# Accacia wood - advice please



## Acanthus (6 Mar 2011)

Hi guys and galls
I have been offered a substantial log of accacia, felled last autumn. Does anyone have any experience with this wood, does it work well or badly. 
The log is large, and I will have to spend a fair ammount of time and effort to move it, and would like some assurance that it is not just firewood. 
Thanks in advance 
David


----------



## cornucopia (6 Mar 2011)

Hello David

Acaia is lovely wood witha golden colour which mellows over time- its o.k to work with when green although i wouldint choose to hollow it end grain much past 6" deep - rock hard wood when dry


----------



## Bodrighy (6 Mar 2011)

Acacia is a lovely wood as George says. I have turned a fair bit having been given a tree last year and it turns beautifully. It may have been a different type to Georges as mine had loads of different colours in it, predominantly shades of red but was as said very hard. It seems stable and things I turned wet 6 months ago haven't moved a lot so grab it, well worth the time and effort.

pete


----------



## myturn (6 Mar 2011)

Grab that log and keep it!

The acacia I have turned was a lovely yellow/green colour with an open grain that stands out particularly well when hollowed into the end-grain with a nice curvy outer shape. If the outside shape were kept straight it would have looked quite uninteresting but curved it really highlights the grain nicely.


----------



## jurriaan (6 Mar 2011)

One of my favourite woods - works just fine when wet, a bit hard to turn when dry but lovely colors and it takes a real good finish. Don't forget to experiment with fuming - ammonia fumes will turn the heartwood a lovely dark brown (dry wood) to black (wet wood), while leaving the sapwood it's original white.

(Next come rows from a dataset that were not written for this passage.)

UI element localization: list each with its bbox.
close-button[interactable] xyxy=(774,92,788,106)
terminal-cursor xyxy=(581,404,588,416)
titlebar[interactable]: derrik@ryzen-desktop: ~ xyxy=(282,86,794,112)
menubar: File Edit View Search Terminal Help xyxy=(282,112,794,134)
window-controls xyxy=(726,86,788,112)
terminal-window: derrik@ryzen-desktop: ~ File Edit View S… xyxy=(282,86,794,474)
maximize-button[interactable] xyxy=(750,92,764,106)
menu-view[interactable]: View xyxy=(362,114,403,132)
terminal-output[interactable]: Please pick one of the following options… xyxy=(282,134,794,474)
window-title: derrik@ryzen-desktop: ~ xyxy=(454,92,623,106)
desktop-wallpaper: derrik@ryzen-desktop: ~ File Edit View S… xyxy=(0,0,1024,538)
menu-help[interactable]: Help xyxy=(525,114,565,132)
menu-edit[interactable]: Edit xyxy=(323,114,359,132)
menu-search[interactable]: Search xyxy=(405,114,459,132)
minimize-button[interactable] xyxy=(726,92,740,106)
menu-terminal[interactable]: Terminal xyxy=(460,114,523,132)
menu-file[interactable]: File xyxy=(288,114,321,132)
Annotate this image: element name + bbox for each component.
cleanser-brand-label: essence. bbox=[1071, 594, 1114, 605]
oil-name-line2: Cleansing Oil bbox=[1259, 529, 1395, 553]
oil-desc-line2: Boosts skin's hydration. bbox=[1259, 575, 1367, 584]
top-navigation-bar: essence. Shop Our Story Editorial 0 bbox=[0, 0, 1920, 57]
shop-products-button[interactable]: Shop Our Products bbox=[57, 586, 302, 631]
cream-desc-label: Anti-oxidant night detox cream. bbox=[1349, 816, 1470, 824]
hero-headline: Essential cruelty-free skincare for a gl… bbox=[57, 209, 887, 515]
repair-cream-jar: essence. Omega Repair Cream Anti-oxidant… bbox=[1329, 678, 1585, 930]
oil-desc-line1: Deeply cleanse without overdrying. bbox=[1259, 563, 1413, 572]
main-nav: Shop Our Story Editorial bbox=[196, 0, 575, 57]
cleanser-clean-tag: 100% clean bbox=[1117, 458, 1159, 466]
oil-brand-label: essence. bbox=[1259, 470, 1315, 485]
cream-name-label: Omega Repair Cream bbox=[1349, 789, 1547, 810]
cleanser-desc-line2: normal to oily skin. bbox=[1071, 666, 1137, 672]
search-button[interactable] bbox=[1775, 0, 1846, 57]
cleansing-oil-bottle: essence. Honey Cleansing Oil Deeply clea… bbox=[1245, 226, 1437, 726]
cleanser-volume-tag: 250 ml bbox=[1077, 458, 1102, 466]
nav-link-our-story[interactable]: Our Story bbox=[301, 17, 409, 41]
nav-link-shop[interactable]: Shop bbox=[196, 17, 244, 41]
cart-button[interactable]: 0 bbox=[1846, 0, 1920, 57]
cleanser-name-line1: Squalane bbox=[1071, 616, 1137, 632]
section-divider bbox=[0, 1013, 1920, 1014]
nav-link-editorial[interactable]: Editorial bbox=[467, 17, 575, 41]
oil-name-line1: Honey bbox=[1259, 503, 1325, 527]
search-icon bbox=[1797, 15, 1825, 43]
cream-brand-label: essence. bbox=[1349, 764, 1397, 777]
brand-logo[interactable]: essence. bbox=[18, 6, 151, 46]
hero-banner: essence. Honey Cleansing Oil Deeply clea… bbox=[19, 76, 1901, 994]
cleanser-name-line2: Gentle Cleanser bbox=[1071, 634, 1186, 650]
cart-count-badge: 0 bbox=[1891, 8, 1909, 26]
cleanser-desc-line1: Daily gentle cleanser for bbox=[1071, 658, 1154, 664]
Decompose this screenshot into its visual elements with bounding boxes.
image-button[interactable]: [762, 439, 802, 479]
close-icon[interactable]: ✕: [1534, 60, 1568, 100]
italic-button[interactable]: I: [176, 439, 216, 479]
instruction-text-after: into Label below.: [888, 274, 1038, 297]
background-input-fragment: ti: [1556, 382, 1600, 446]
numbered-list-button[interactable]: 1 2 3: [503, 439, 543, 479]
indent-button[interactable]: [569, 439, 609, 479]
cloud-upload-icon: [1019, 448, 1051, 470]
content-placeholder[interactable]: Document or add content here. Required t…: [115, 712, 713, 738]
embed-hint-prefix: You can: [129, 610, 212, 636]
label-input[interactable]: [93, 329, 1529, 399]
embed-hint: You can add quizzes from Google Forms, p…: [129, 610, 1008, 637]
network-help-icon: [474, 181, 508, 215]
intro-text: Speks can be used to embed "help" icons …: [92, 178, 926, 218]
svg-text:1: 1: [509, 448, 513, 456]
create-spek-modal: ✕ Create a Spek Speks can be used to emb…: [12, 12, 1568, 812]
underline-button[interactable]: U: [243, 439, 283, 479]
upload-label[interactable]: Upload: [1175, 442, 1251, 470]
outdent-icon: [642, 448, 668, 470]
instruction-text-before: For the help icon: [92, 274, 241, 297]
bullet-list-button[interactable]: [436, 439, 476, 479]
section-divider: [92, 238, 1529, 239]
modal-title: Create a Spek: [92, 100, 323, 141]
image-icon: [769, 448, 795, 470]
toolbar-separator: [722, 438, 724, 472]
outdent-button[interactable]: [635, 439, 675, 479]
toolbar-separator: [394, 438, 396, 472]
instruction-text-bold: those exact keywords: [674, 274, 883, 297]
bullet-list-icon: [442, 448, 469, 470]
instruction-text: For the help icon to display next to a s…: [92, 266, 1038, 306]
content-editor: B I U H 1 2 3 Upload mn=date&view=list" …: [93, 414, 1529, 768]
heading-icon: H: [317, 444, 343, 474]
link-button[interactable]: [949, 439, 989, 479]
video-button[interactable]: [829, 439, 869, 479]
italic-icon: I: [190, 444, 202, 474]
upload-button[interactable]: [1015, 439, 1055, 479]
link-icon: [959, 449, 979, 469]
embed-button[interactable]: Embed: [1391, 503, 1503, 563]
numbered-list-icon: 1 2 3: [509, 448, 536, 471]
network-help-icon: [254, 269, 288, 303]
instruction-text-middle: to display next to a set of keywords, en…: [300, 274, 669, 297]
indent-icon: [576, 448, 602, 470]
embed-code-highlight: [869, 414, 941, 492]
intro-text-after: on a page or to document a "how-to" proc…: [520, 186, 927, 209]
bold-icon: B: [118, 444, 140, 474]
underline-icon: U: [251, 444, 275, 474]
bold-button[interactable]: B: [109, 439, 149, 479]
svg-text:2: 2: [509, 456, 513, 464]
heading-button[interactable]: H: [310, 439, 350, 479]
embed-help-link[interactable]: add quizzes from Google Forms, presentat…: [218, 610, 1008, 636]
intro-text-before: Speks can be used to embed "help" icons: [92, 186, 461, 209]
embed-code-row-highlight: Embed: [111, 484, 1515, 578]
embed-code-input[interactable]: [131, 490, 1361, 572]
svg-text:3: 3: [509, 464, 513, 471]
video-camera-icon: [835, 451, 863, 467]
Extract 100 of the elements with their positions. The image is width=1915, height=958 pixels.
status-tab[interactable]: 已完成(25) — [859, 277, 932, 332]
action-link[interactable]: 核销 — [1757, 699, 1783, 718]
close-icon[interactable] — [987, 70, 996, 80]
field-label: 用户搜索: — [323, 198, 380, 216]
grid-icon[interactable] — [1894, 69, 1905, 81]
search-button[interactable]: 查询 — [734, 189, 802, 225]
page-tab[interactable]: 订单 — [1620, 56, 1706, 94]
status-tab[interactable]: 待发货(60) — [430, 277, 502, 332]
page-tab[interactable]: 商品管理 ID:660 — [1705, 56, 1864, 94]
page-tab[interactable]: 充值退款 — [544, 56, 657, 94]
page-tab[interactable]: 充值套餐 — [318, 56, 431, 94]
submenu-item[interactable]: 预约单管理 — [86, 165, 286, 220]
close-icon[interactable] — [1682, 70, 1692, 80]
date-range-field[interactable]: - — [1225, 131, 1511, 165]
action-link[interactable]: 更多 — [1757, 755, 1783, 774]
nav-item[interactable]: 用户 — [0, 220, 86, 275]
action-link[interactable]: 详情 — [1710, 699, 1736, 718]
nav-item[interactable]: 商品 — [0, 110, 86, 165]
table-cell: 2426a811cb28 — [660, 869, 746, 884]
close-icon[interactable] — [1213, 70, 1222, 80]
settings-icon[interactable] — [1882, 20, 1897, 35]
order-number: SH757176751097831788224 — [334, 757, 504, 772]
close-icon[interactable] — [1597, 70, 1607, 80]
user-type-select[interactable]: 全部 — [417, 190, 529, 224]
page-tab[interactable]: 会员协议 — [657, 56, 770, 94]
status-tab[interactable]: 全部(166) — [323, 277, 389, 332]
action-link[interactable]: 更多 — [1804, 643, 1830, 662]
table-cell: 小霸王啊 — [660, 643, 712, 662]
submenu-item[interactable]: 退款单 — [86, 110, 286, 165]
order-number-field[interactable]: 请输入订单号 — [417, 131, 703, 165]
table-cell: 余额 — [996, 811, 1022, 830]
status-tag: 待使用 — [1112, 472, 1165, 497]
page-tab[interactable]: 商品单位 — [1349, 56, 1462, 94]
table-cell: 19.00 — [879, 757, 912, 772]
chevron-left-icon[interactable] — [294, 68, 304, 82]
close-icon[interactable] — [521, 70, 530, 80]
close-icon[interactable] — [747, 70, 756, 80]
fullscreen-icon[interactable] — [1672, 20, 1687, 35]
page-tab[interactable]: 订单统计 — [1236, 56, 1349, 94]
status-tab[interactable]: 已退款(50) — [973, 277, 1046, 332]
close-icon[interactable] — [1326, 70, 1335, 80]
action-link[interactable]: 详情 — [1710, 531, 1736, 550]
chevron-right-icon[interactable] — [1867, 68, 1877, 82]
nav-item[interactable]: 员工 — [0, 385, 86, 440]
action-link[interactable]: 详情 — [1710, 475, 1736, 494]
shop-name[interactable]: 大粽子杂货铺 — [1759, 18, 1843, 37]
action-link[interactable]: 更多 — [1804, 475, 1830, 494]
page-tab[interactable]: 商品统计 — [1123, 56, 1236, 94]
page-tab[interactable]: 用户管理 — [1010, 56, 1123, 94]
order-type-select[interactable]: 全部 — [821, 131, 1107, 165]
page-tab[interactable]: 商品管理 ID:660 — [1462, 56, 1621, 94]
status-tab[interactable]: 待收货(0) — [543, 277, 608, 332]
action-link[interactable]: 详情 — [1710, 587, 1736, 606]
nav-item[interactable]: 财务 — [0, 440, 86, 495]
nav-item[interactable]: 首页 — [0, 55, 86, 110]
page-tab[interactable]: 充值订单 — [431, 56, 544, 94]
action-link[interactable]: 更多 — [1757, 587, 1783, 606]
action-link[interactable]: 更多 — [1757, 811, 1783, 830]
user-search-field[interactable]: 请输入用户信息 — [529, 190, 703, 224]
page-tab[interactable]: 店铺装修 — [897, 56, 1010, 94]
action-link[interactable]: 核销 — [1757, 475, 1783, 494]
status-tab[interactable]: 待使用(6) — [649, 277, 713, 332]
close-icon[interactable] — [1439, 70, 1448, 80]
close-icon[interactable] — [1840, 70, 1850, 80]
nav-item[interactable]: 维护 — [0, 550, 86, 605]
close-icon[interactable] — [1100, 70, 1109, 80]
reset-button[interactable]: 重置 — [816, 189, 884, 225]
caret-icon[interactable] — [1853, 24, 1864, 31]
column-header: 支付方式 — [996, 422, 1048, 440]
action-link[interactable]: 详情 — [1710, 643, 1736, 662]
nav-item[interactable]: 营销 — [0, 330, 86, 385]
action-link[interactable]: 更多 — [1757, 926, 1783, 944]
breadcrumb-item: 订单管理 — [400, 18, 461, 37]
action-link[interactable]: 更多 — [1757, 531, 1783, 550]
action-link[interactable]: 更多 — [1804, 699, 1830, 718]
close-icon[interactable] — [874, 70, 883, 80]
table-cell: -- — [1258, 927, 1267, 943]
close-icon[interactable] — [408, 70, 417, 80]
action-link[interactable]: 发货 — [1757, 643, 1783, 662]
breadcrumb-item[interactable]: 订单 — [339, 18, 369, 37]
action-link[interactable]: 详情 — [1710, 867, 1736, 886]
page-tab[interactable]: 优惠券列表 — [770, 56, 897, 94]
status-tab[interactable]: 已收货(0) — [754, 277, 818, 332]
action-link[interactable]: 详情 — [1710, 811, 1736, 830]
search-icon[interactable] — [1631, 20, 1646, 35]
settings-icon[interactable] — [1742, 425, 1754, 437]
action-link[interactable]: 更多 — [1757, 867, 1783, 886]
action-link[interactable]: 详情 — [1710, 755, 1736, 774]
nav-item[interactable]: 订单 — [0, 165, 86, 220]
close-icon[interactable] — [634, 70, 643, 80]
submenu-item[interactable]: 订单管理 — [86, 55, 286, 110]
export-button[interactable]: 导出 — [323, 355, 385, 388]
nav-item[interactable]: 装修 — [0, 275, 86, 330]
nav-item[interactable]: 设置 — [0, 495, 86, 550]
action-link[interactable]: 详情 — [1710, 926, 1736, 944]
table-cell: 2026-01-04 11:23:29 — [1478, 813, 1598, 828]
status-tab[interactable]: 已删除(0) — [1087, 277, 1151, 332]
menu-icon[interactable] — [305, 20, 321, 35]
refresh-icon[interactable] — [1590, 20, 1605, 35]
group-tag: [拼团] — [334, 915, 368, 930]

It also reacts with sweat to give you black hands, but that's a minor detail.


----------



## gnu (6 Mar 2011)

We used to grow acres of it when I worked as a tree nurseryman years ago and was called Robinia and was very thorny, a bit like mulberry or honey locust with a light green appearance. It is quite a hardwood, full or character for turners and carvers and a pleasure to use.


----------



## Acanthus (6 Mar 2011)

Thanks guys, I can't wait to get it home and turning on my lathe. Wish me luck. 
David


----------



## Finial (6 Mar 2011)

If you're lucky it might have a bit of burr, that is marvelous for turning, tight grained and dark brown/gold in colour.


----------



## woodyturner (8 Mar 2011)

I have Robinia (Accacia) natuel edge bowl today and I have to agee it is a had wood and very stable wish I had more only one piece left well worth a go
Woody


----------



## gus3049 (9 Mar 2011)

Fantastic stuff. If we are talking about Robinia, its called 'False Acacia' for some reason or 'Black Locust' in the States.

I have been astonished how resistant to cracking it is. We cut down a tree just three months ago. I have already turned several bowls from it and they resolutely refuse to either crack or distort in any way. Seems to dry out almost as soon as its cut. Several of the pieces of tree are still on the workshop floor, ends untreated in any way and show no signs of shakes at all.

As its so fast growing, the rings are wide and if you get a nice bit the colour can be spectacular as well. Usually a bit yellow though. Natural edge bowls are good too, the bark seems very stable, haven't had to stick any back on.

I wish all woods were this easy but, as already pointed out, it does get a bit hard and the tools need to be kept sharp.


----------